Current evidence suggests it is possible that aggressive utilization of hearing aids could have substantial health and cost–benefit advantages. These advantages could include the treatment of ARHL and quality of life as well as the symptoms of dementia and depression.[115] Medicare does not currently cover hearing aids, but modeling suggests that utilization of hearing aids would reduce Medicare spending.[116] With that said, hearing aids are accessible, and devices will be less expensive due to the recent passage of the US Over the Counter Hearing Aid Act of 2017. This new regulatory change will allow individuals with perceived mild-to-moderate hearing loss to purchase hearing aids over the counter in the United States, without a prescription.[117]
Further studies must be conducted before treatment guidelines can be firmly established, primarily through randomized clinical trials, as these are needed to infer causation. The evidence base today is largely from cross-sectional and longitudinal studies. The use of neuroimaging can be a strong tool for observing modifications in cortical activity and structure as aural rehabilitation technology is used.

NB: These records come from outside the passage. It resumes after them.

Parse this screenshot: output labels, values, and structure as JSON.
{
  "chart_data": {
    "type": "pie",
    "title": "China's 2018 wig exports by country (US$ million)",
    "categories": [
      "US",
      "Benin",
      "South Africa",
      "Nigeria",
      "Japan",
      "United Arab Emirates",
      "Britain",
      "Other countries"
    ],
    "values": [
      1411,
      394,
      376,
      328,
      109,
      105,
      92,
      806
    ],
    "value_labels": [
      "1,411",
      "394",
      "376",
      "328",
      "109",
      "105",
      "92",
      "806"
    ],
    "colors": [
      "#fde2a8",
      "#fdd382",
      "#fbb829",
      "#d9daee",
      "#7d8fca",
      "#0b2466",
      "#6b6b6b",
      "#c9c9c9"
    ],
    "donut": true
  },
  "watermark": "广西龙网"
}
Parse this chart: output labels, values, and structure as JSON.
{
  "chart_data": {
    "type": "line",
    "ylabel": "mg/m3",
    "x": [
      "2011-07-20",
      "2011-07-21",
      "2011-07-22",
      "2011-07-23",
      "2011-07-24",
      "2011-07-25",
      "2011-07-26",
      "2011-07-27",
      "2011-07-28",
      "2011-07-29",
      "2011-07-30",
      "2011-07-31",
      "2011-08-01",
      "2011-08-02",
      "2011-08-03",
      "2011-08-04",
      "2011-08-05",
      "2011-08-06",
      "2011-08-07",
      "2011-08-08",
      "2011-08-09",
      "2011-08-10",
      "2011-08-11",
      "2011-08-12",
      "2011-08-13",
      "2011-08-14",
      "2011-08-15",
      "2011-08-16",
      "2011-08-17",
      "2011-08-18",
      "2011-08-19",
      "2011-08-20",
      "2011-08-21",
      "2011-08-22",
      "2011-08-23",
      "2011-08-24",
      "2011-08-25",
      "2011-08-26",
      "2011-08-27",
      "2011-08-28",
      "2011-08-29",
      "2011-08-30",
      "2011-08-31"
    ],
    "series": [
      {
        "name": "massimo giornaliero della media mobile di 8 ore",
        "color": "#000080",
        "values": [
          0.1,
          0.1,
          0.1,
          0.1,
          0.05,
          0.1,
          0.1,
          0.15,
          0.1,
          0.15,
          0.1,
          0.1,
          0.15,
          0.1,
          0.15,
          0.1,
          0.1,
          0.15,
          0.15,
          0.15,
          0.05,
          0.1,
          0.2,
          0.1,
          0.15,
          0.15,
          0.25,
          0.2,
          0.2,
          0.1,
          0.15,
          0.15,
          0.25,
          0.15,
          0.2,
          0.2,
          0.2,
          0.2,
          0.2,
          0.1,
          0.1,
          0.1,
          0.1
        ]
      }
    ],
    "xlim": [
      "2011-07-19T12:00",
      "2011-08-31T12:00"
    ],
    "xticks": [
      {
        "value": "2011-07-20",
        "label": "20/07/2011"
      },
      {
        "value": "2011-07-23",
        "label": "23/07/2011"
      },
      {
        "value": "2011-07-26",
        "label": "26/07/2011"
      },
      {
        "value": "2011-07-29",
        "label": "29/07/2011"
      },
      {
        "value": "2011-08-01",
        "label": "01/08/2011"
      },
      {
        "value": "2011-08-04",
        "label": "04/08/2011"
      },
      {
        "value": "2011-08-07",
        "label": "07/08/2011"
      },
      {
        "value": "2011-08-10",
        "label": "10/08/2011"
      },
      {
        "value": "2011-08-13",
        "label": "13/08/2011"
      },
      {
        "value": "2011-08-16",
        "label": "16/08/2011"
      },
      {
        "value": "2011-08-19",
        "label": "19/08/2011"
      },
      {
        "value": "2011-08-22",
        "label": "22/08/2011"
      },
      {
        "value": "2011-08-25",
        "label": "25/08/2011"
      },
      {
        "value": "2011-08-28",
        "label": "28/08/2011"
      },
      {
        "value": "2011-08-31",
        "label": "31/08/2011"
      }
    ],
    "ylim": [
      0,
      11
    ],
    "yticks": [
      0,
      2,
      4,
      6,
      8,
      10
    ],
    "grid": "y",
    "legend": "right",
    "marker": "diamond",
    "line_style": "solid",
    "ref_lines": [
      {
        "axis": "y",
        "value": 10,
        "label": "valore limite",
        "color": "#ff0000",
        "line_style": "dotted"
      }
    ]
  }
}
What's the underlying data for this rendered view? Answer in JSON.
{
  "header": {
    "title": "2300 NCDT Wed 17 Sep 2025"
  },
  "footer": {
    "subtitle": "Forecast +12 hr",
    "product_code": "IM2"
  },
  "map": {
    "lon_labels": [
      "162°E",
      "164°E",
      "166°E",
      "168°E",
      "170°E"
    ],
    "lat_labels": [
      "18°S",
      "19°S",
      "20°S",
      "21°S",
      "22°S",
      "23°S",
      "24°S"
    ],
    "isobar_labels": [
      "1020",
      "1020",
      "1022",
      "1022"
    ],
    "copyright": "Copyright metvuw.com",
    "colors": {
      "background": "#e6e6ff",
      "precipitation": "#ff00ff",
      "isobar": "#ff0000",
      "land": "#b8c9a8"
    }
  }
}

As further evidence implicates hearing loss in impaired cognition and depression, strategies to expand access to hearing loss treatment and technology would be beneficial. Healthcare workers who are not otolaryngologists or audiologists largely ignore hearing loss. They must be educated about the relationships between ARHL, cognitive impairment, and depression. By doing so, primary care physicians may begin to routinely recommend hearing testing and treatment for their older patients. Likewise, psychiatrists may consider targeting hearing loss as a manageable component of depression.
Conclusion
Age-related hearing loss is a potential risk factor for cognitive impairment, dementia, and late-life depression. It is a highly prevalent and undertreated condition that is a potential target and modifiable risk factor in preventative strategies for both dementia and depression. Additional research, particularly randomized control trials and large prospective studies incorporating more neuroimaging modalities, are needed to further elucidate possible causal mechanisms behind the associations observed, and to comprehensively inform treatment guidelines.